The study concluded that Tylenol — an over the counter medication — was as effective at treating a headache, as it was in reducing the dread of death. They proposed it blocked signaling in the brain that affected psychological pain, much in the same way as it did for physical pain.

This method of presenting scenarios of death and dying to people, and subsequently asking them to make valued judgments, is a well-documented method to establish the notion of death denial, through our adherence to promoting concrete social values (such as justice, in the case of prostitution arrest reports). The psychologists Sheldon Solomon, Jeff Greenberg and Tom Pyszczynski conducted similar experiments for their book, The Worm at the Core, to quite spectacular effect. Innovative approaches to drugs at the end of life are even being observed again with the slow reintroduction of psychedelics into clinical settings for research purposes. Patients who suffer from existential dread during their last years and months have been offered psilocybin (LSD) during controlled experiences, to help relieve them of their suffering.

The question we can ask then is: if proven safe for most people, what limits these drugs from being used in a wider setting? What possible reason — other than adherence to the existing laws — could the legal system give? What is stopping us from utilising a non-addictive drug such as LSD — that can help alleviate suffering and which can be used in conjunction with other existing therapies — to help treat the total pain of a dying person?

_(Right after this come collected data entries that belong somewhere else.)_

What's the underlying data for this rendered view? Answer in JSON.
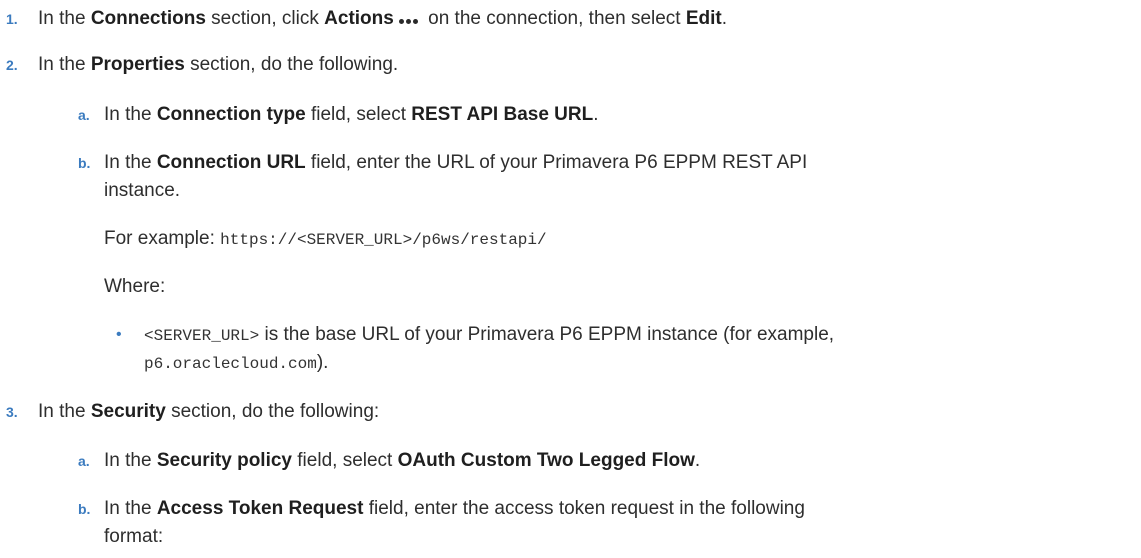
{
  "steps": [
    {
      "num": "1.",
      "s1": "In the ",
      "b1": "Connections",
      "s2": " section, click ",
      "b2": "Actions",
      "s3": " on the connection, then select ",
      "b3": "Edit",
      "s4": "."
    },
    {
      "num": "2.",
      "s1": "In the ",
      "b1": "Properties",
      "s2": " section, do the following.",
      "subs": [
        {
          "letter": "a.",
          "s1": "In the ",
          "b1": "Connection type",
          "s2": " field, select ",
          "b2": "REST API Base URL",
          "s3": "."
        },
        {
          "letter": "b.",
          "s1": "In the ",
          "b1": "Connection URL",
          "s2": " field, enter the URL of your Primavera P6 EPPM REST API",
          "line2": "instance.",
          "example_label": "For example: ",
          "example_code": "https://<SERVER_URL>/p6ws/restapi/",
          "where": "Where:",
          "bullet_code": "<SERVER_URL>",
          "bullet_text": " is the base URL of your Primavera P6 EPPM instance (for example,",
          "bullet_code2": "p6.oraclecloud.com",
          "bullet_end": ")."
        }
      ]
    },
    {
      "num": "3.",
      "s1": "In the ",
      "b1": "Security",
      "s2": " section, do the following:",
      "subs": [
        {
          "letter": "a.",
          "s1": "In the ",
          "b1": "Security policy",
          "s2": " field, select ",
          "b2": "OAuth Custom Two Legged Flow",
          "s3": "."
        },
        {
          "letter": "b.",
          "s1": "In the ",
          "b1": "Access Token Request",
          "s2": " field, enter the access token request in the following",
          "line2": "format:"
        }
      ]
    }
  ]
}
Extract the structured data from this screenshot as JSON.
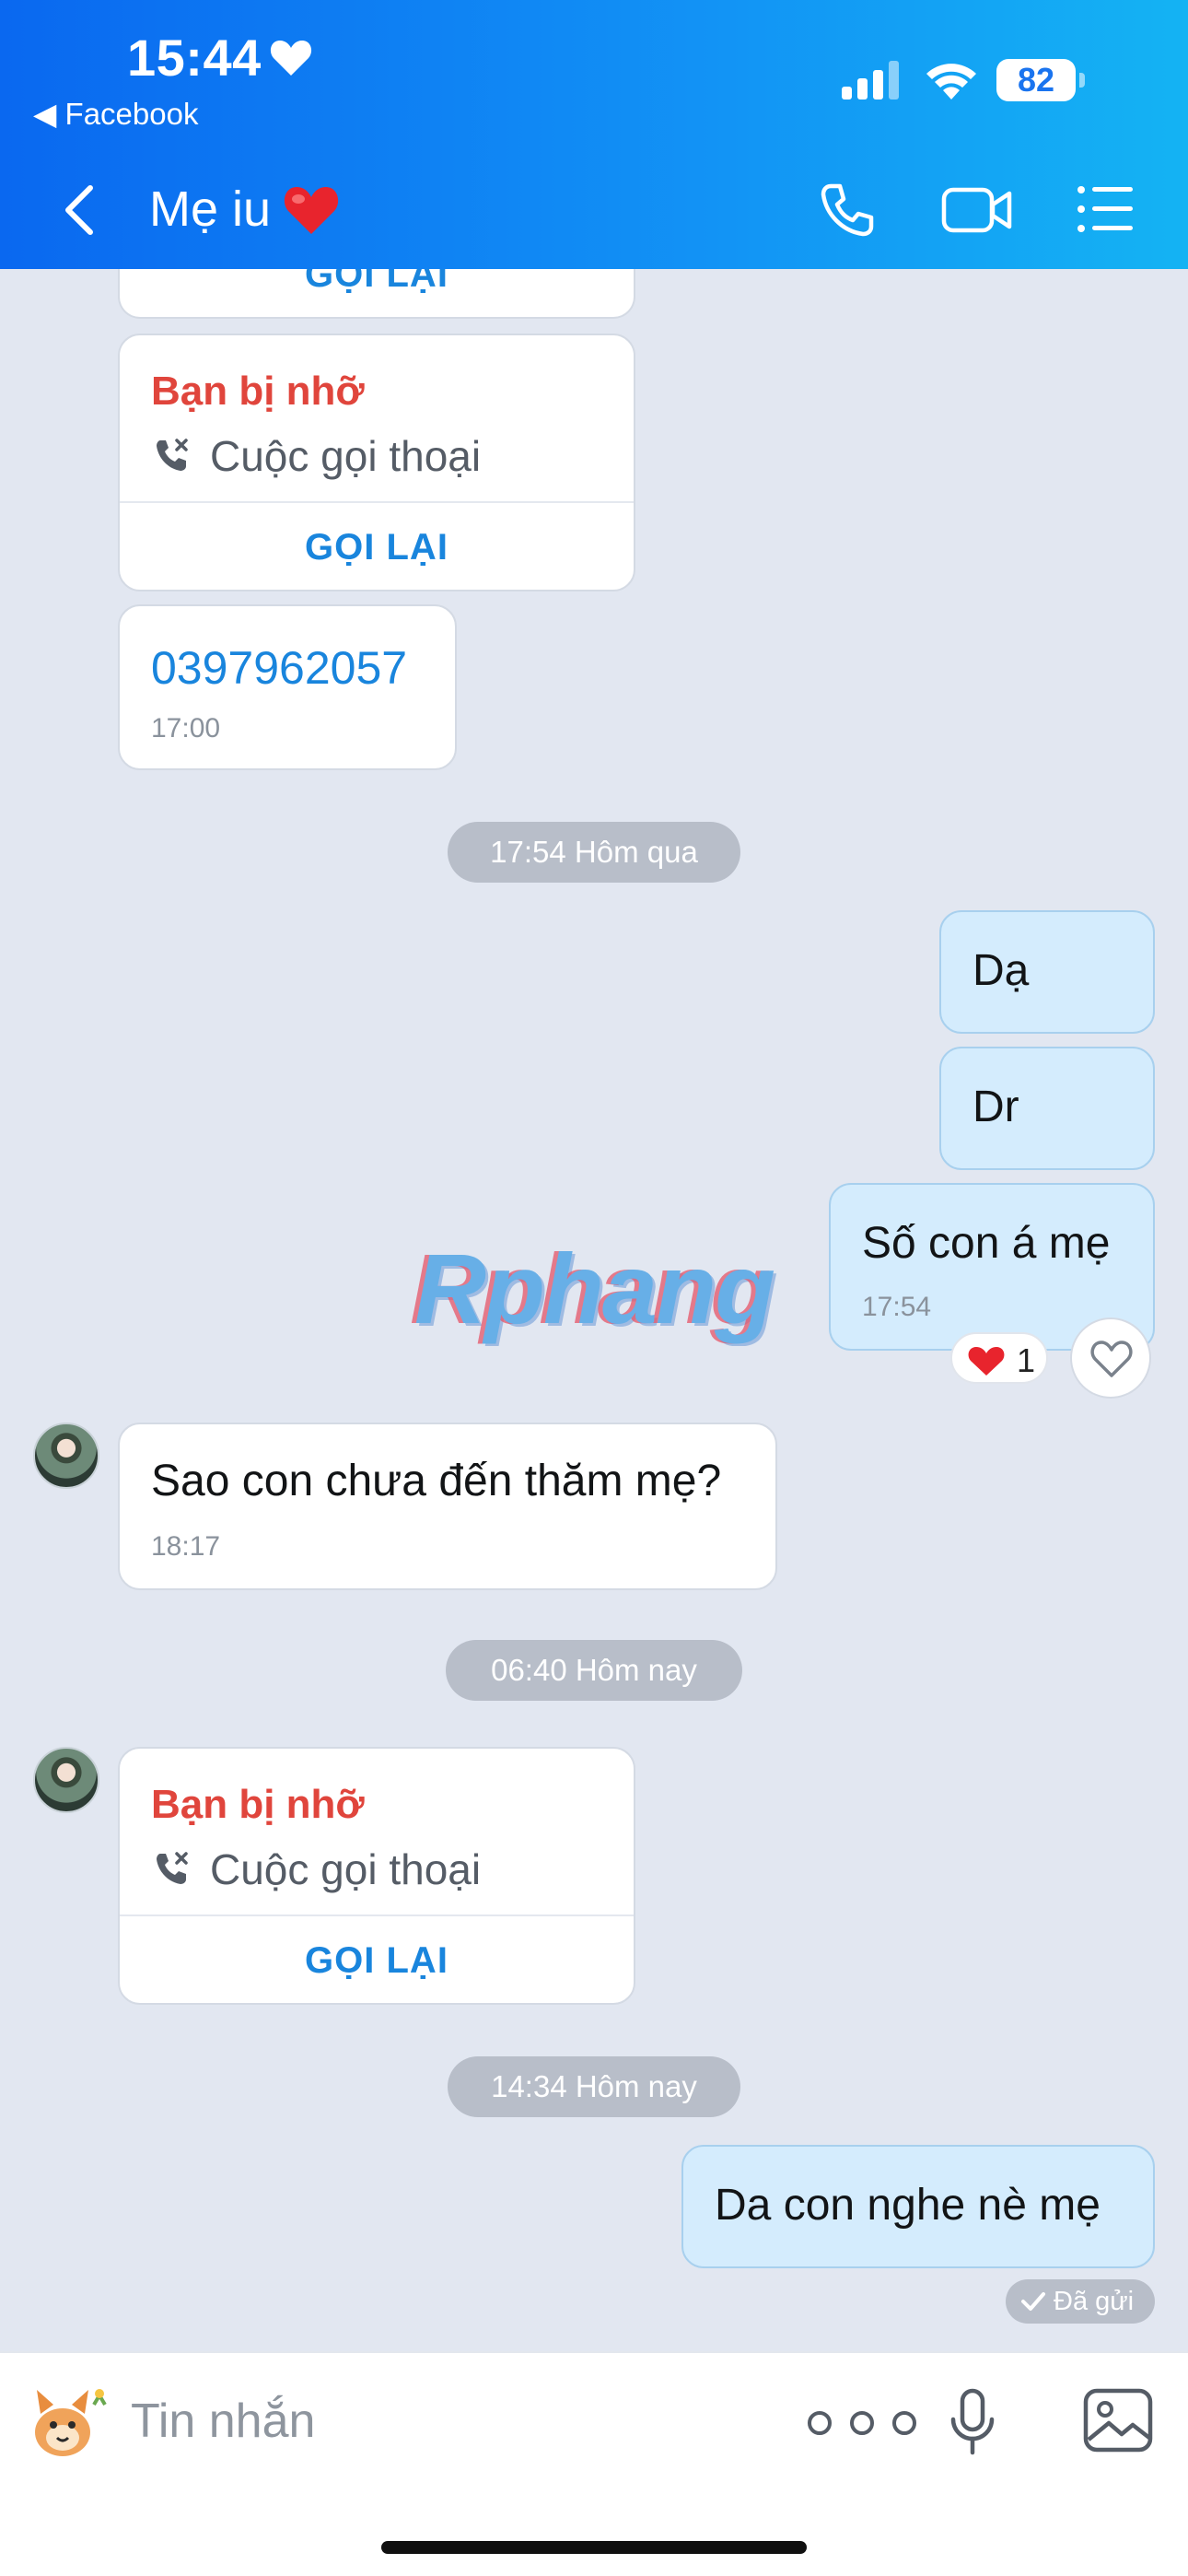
{
  "status_bar": {
    "time": "15:44",
    "back_app": "◀ Facebook",
    "battery": "82"
  },
  "header": {
    "title": "Mẹ iu"
  },
  "messages": {
    "callback_label": "GỌI LẠI",
    "missed_title": "Bạn bị nhỡ",
    "call_type": "Cuộc gọi thoại",
    "phone_number": "0397962057",
    "phone_time": "17:00",
    "date_1": "17:54 Hôm qua",
    "out_1": "Dạ",
    "out_2": "Dr",
    "out_3": "Số con á mẹ",
    "out_3_time": "17:54",
    "reaction_count": "1",
    "in_1": "Sao con chưa đến thăm mẹ?",
    "in_1_time": "18:17",
    "date_2": "06:40 Hôm nay",
    "date_3": "14:34 Hôm nay",
    "out_4": "Da con nghe nè mẹ",
    "sent_status": "Đã gửi"
  },
  "watermark": "Rphang",
  "input": {
    "placeholder": "Tin nhắn"
  },
  "colors": {
    "header_start": "#0a68f0",
    "header_end": "#14b3f3",
    "missed_red": "#e0453c",
    "link_blue": "#1985dd",
    "out_bubble": "#d4ecfd",
    "background": "#e2e7f1"
  },
  "icons": [
    "heart-icon",
    "signal-icon",
    "wifi-icon",
    "battery-icon",
    "back-arrow-icon",
    "phone-icon",
    "video-call-icon",
    "menu-list-icon",
    "missed-call-icon",
    "like-heart-icon",
    "check-icon",
    "sticker-icon",
    "more-dots-icon",
    "microphone-icon",
    "gallery-icon"
  ]
}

We often think of innovation in healthcare stemming from technological advances, but what about innovative shifts in cultural acceptance? What would be a radical departure from the existing norms? It has been observed in recent years how dying people actually tend to their needs. The illegal marketplace Silk Road (which was under its closure in 2013 one of the most well-known aspects of the so-called Dark Web, provided access to otherwise highly illegal substances which some people sought to utilise at the end of their live. Scores of people who felt the need to prematurely end their own life (a practice known as assisted suicide) used the black market to purchase Nembutal, a powerful anesthetic. When it was shut down by the FBI, those who lost access to the marketplace would have to resort to more riskier methods or ask family members or other people close to them, to buy the drugs, sadly described in a phenomenon called ‘death tourism’.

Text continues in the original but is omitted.